Ruffin, known for his strategic investments in Las Vegas real estate, emphasized that his acquisition of Circus Circus was primarily a land play. “Why do you think I bought Circus Circus? For the 102 acres,” he told Forbes, drawing comparisons to his past investment in the New Frontier Hotel and Casino. He acquired the Frontier in 1998 for $167 million and later sold it for approximately $2.1 billion, marking a substantial return on investment.
Despite investing $60 million in renovations and adding features such as a sand-bottom pool and a 2,000-seat theater, Circus Circus remains largely unchanged from its original form. The property continues to attract budget-conscious travelers, with room rates sometimes as low as $38 per night according to SFGATE. However, its location on the northern end of the Strip, far from the bustling center, presents challenges in drawing higher-end clientele.
Another Investment in Sight
Once the sale of Circus Circus is finalized, Ruffin intends to reinvest the proceeds into another Las Vegas Strip property.

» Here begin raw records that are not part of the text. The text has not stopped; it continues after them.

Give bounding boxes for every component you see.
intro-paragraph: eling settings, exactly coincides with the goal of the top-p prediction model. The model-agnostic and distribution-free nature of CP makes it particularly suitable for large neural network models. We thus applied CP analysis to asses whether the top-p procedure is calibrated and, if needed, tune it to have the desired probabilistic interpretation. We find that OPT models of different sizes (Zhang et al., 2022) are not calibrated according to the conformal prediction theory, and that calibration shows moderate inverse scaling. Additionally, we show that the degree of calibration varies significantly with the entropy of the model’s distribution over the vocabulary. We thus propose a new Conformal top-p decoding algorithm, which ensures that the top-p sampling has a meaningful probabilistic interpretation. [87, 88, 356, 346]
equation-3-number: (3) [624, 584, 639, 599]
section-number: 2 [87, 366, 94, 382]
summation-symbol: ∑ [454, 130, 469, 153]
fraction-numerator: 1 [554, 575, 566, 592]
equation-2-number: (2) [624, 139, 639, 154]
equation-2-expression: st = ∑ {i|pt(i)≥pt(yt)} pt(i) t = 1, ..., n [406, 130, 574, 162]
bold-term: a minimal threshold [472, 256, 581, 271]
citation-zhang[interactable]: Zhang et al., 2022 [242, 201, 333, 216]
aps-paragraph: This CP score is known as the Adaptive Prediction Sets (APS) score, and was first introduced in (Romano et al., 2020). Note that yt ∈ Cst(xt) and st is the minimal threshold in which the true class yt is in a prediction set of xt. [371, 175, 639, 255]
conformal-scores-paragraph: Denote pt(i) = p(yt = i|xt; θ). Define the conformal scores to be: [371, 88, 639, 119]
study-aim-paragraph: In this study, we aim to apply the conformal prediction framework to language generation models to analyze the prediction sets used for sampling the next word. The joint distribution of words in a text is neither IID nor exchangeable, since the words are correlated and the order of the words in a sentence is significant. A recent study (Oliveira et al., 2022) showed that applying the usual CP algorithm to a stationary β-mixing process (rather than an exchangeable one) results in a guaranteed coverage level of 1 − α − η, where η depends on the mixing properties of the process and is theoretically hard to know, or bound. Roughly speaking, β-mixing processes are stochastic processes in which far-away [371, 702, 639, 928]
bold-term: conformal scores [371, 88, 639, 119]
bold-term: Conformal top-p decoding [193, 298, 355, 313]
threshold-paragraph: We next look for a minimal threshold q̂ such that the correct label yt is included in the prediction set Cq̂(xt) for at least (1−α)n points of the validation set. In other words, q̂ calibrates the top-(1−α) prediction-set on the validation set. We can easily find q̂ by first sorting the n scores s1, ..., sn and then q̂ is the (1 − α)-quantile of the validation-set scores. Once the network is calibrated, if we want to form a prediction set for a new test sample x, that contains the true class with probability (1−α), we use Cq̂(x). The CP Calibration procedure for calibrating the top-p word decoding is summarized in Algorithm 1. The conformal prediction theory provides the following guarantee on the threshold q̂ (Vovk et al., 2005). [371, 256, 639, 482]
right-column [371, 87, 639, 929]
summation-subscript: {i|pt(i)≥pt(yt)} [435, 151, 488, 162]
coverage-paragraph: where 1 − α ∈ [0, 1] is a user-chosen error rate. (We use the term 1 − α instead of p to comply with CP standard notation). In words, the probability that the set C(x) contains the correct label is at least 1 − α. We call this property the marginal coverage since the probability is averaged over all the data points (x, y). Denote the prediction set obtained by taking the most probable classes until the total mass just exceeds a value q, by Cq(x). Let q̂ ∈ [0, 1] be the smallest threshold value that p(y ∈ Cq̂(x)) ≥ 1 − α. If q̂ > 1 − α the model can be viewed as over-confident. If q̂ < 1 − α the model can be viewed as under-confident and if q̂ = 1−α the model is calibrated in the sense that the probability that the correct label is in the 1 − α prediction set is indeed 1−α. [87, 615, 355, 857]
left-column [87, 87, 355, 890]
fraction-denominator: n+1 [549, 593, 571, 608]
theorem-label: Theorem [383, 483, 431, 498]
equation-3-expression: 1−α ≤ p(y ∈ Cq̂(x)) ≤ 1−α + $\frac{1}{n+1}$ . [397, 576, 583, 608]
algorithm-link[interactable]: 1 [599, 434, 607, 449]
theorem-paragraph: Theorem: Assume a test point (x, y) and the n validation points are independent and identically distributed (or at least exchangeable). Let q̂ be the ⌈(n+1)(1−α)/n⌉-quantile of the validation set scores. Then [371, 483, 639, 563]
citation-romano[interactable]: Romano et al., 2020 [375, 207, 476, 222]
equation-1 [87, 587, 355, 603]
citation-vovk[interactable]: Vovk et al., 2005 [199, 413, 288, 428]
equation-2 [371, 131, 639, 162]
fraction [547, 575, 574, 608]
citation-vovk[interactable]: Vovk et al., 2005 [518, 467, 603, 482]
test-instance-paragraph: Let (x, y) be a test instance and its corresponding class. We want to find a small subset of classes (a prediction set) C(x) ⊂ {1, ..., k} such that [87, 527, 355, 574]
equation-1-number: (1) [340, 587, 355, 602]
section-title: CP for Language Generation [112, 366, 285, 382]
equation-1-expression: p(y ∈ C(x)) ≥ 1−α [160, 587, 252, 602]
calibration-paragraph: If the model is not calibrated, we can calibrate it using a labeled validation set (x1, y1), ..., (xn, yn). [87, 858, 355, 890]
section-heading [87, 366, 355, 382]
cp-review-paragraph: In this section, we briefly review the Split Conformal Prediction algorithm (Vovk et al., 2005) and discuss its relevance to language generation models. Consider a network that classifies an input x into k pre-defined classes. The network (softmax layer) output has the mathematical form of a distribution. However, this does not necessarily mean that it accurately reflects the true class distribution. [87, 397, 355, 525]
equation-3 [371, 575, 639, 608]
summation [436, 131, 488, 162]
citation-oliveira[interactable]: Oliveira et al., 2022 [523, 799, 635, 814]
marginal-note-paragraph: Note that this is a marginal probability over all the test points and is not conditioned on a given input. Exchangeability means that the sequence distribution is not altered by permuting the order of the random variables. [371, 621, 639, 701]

However, he remains open to exploring opportunities outside of Nevada. “I have my eyes on some properties… It could be in another town, if it’s good enough,” Ruffin stated, hinting at potential investments beyond Las Vegas.
Ruffin’s current Las Vegas holdings include Treasure Island, which he acquired from MGM Resorts in 2009 for $775 million. He also co-owns Trump International Hotel Las Vegas with President-elect Donald Trump, with whom he shares a long-standing friendship and business relationship. Ruffin has donated millions to Trump’s presidential campaigns according to Las Vegas Sun and has engaged in discussions with him about foreign and domestic policies, including immigration and economic strategies.

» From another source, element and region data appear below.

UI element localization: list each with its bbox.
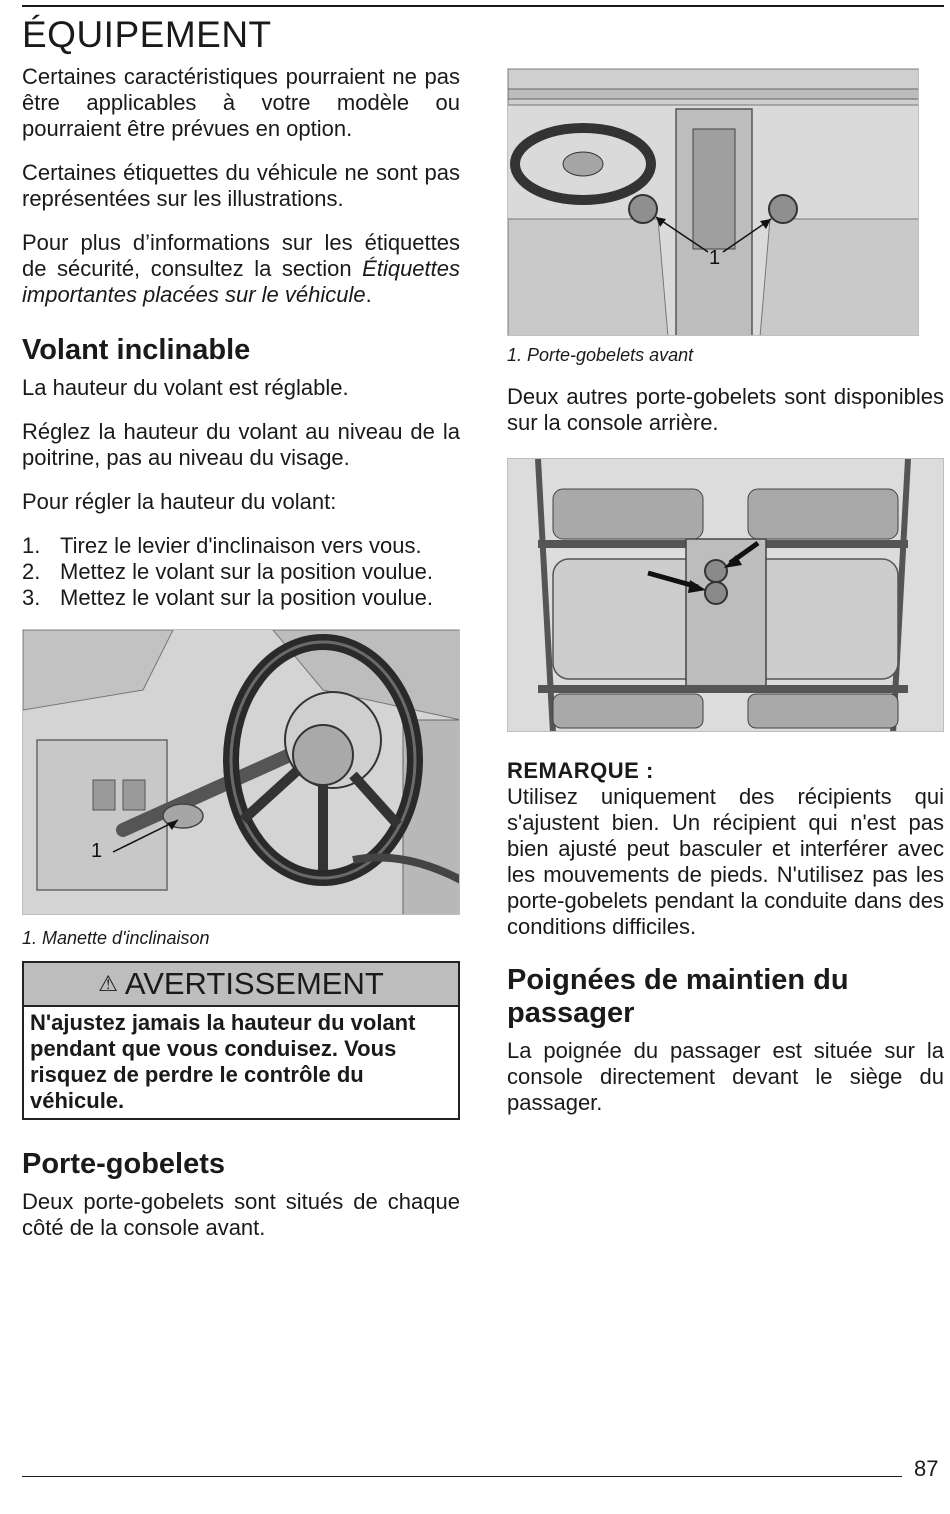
steering-figure-caption: 1. Manette d'inclinaison [22, 928, 210, 948]
page-title: ÉQUIPEMENT [22, 14, 272, 55]
porte-gobelets-paragraph: Deux porte-gobelets sont situés de chaque côté de la console avant. [22, 1189, 460, 1240]
step-text: Mettez le volant sur la position voulue. [60, 559, 433, 584]
left-column [22, 64, 460, 1241]
volant-paragraph-1: La hauteur du volant est réglable. [22, 375, 349, 400]
poignees-heading: Poignées de maintien du passager [507, 964, 849, 1029]
step-number: 2. [22, 559, 41, 584]
rear-cupholders-paragraph: Deux autres porte-gobelets sont disponibles sur la console arrière. [507, 384, 944, 435]
volant-heading: Volant inclinable [22, 334, 251, 366]
list-item [22, 533, 460, 559]
footer-rule [22, 1476, 902, 1477]
warning-text: N'ajustez jamais la hauteur du volant pendant que vous conduisez. Vous risquez de perdre le contrôle du véhicule. [30, 1010, 416, 1113]
list-item [22, 559, 460, 585]
volant-paragraph-3: Pour régler la hauteur du volant: [22, 489, 337, 514]
rear-cupholders-illustration [508, 459, 944, 732]
warning-title: AVERTISSEMENT [124, 966, 384, 1001]
porte-gobelets-heading: Porte-gobelets [22, 1148, 226, 1180]
intro-paragraph-1: Certaines caractéristiques pourraient ne pas être applicables à votre modèle ou pourraient être prévues en option. [22, 64, 460, 141]
step-number: 3. [22, 585, 41, 610]
top-rule [22, 5, 944, 7]
intro-paragraph-2: Certaines étiquettes du véhicule ne sont pas représentées sur les illustrations. [22, 160, 460, 211]
figure-callout-1: 1 [91, 840, 103, 862]
steering-wheel-figure [22, 629, 460, 915]
warning-triangle-icon: ⚠ [98, 971, 118, 996]
figure-callout-1: 1 [709, 247, 721, 269]
rear-cupholders-figure [507, 458, 944, 732]
page-number: 87 [914, 1456, 939, 1481]
front-cupholders-illustration [508, 69, 919, 336]
safety-labels-section-link: Étiquettes importantes placées sur le véhicule [22, 256, 460, 307]
volant-paragraph-2: Réglez la hauteur du volant au niveau de la poitrine, pas au niveau du visage. [22, 419, 460, 470]
steering-wheel-illustration [23, 630, 460, 915]
intro-p3-start: Pour plus d’informations sur les étiquettes de sécurité, consultez la section [22, 230, 460, 281]
remark-text: Utilisez uniquement des récipients qui s'ajustent bien. Un récipient qui n'est pas bien ajusté peut basculer et interférer avec les mouvements de pieds. N'utilisez pas les porte-gobelets pendant la conduite dans des conditions difficiles. [507, 784, 944, 939]
front-cupholders-caption: 1. Porte-gobelets avant [507, 345, 694, 365]
warning-box [22, 961, 460, 1120]
remark-label: REMARQUE : [507, 758, 654, 783]
step-number: 1. [22, 533, 41, 558]
step-text: Mettez le volant sur la position voulue. [60, 585, 433, 610]
right-column [507, 64, 944, 1116]
front-cupholders-figure [507, 68, 919, 336]
intro-paragraph-3 [22, 230, 460, 308]
warning-header [24, 963, 458, 1007]
intro-p3-end: . [365, 282, 372, 307]
step-text: Tirez le levier d'inclinaison vers vous. [60, 533, 422, 558]
list-item [22, 585, 460, 611]
volant-steps-list [22, 533, 460, 611]
poignees-paragraph: La poignée du passager est située sur la console directement devant le siège du passager. [507, 1038, 944, 1115]
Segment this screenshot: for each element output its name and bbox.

The potential sale of Circus Circus comes at a time of significant development in the northern Strip area. Nearby, the newly opened Fontainebleau and the planned NBA arena have brought renewed interest to the region. Analysts suggest that Ruffin’s decision to sell may be influenced by these emerging developments and the potential for substantial profit from the sale.
In addition to his Las Vegas ventures, Ruffin is currently investing $200 million into a new casino project in Wichita, Kansas. The development, known as The Golden Circle, will feature parimutuel gaming, an outdoor concert venue, and a honky-tonk bar.
With Ruffin’s track record of successful real estate investments, industry observers are eager to see where his next venture will take him. Whether he chooses to remain in Las Vegas or explore opportunities elsewhere, his business acumen and strategic approach to property investment continue to shape the casino landscape.